When David Nicholls started talking about the eagerly awaited follow-up to the phenomenon that was One Day, he admitted Us was a sequel of sorts. Not literally – Us isn’t “what Dexter did next” – but there’s certainly a sense of continuum as its 54-year-old narrator Douglas battles with what happens after the excitement of new love, new home and new children dies down. The unrequited love at the heart of One Day is still here – just within a family increasingly uneasy with itself.
As he proved in One Day, David Nicholls is brilliant at picking apart modern life with all its hopes, disillusionments and regrets, and marrying it to a gently heartbreaking narrative. Here, the uptight and pragmatic Douglas recounts on the very first page the moment the effortlessly cool and liberal Connie, his wife for over 20 years and mother of their 17-year-old son, says: “I think I want to leave you.” The “think” is crucial, because it gives Douglas the slightest of impressions that he can win her back on a last family holiday around Europe.
From Paris to Venice, the holiday turns into a sad farce, and while some of the plot contrivances do require some suspension of disbelief, Douglas always rings true. His observations on family life, fatherhood and growing older are sad, often funny and effortlessly drawn – and the frequent flashbacks to when Douglas and Connie were happier (and sometimes distraught) are vivid and underpin the poignantly nostalgic tone. When he describes their new house in the country as “a half-empty doll’s house with not quite enough dolls”, it’s genuinely tragic.

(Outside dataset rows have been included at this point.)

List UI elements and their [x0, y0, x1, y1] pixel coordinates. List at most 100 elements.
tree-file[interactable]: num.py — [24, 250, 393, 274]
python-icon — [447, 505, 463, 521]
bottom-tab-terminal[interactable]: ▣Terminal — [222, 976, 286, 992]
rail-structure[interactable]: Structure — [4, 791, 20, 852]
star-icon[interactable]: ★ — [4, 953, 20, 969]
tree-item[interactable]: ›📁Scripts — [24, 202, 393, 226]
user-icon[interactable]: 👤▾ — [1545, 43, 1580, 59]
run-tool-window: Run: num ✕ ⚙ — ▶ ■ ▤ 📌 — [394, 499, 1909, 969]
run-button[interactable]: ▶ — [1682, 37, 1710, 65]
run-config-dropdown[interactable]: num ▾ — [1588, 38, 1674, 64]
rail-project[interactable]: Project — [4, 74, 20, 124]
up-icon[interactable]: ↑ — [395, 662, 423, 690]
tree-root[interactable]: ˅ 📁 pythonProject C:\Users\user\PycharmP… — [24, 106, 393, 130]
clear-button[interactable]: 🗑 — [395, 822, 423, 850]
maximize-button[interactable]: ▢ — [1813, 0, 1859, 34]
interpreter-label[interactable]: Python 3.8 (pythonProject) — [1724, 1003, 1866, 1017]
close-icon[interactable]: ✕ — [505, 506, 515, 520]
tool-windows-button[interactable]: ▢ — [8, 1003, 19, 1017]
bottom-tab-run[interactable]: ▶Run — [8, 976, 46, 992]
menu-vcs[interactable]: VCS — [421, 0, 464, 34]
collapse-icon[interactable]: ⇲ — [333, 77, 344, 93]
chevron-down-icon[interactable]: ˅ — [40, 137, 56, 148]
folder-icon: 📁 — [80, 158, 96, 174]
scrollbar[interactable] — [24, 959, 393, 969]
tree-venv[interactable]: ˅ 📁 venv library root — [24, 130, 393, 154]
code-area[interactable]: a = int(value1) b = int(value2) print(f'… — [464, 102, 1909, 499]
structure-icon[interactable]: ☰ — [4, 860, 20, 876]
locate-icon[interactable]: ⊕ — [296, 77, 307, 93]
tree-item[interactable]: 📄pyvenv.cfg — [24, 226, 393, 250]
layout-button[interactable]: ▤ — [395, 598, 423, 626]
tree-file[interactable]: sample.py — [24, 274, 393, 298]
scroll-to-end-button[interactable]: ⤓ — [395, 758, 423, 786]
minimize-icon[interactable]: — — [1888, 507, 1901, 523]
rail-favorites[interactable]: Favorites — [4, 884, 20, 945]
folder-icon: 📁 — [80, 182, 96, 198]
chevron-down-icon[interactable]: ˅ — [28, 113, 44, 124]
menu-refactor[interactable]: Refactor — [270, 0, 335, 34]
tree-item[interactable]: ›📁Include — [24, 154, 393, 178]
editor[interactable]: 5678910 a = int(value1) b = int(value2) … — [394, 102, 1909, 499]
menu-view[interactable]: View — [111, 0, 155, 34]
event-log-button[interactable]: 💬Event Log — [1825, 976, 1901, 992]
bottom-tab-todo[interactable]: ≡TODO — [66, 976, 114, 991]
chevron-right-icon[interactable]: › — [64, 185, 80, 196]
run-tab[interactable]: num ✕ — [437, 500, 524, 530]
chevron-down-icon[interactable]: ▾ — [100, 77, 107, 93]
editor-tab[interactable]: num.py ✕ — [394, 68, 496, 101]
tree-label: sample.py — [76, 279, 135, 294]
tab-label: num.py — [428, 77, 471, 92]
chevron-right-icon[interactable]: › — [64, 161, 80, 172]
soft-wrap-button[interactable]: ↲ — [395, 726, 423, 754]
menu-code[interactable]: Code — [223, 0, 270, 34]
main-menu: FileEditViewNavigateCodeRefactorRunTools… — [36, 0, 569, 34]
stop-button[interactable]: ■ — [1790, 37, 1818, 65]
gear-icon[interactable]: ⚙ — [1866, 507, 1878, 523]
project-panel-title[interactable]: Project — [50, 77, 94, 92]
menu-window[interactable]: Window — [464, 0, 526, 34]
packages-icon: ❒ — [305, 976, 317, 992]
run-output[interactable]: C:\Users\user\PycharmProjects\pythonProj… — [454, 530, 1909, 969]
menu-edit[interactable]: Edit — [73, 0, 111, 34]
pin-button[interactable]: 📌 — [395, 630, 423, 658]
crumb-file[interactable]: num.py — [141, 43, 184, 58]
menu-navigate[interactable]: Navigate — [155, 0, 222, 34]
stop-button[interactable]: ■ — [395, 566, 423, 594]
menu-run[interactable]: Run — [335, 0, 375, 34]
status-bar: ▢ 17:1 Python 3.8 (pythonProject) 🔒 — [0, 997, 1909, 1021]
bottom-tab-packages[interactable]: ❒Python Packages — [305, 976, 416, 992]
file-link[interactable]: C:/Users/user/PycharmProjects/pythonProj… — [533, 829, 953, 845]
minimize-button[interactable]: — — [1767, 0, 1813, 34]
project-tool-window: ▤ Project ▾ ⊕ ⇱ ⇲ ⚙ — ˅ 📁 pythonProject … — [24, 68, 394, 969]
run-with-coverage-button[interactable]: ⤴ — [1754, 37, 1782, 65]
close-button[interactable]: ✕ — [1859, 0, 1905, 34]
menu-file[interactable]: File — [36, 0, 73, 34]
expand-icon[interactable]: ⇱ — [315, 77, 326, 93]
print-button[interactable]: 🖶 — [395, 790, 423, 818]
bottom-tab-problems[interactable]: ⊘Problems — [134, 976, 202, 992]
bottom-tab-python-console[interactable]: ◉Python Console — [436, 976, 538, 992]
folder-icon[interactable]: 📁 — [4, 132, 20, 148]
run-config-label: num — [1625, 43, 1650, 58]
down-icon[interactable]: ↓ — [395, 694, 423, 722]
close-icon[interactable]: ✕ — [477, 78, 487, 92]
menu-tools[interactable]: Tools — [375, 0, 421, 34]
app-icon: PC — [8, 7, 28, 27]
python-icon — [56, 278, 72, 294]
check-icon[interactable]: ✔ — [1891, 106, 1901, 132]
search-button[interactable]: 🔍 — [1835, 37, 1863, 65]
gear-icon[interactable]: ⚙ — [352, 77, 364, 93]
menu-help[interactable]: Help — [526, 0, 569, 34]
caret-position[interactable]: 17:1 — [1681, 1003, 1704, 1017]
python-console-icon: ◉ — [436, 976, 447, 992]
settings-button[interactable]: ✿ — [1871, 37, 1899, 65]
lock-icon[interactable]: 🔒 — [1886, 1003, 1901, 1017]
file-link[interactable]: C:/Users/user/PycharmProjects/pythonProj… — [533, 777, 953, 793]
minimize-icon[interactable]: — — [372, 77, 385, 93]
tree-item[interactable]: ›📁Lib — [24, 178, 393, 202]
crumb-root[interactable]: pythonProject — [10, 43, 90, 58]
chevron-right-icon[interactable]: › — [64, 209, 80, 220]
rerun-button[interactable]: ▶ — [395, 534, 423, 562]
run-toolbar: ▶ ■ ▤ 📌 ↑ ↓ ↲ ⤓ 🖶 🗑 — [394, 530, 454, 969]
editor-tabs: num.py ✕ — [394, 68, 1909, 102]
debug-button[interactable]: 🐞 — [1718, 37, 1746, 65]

When Us was published in hardback last year – and Booker longlisted – any criticism of the book surrounded Douglas’s prosaic personality set against Connie’s spontaneity. It is odd that he appears to have no male friends, and the first-person delivery does beg the question of who exactly Douglas is telling his story to. But where the media luvvieness of Dexter in One Day was slightly dated, this story of a biochemist and museum worker feels more grounded. And in its similarly bittersweet ending, Nicholls reveals himself to be an adept chronicler of the cruelties, banalities – and sometimes joys – of 21st-century life.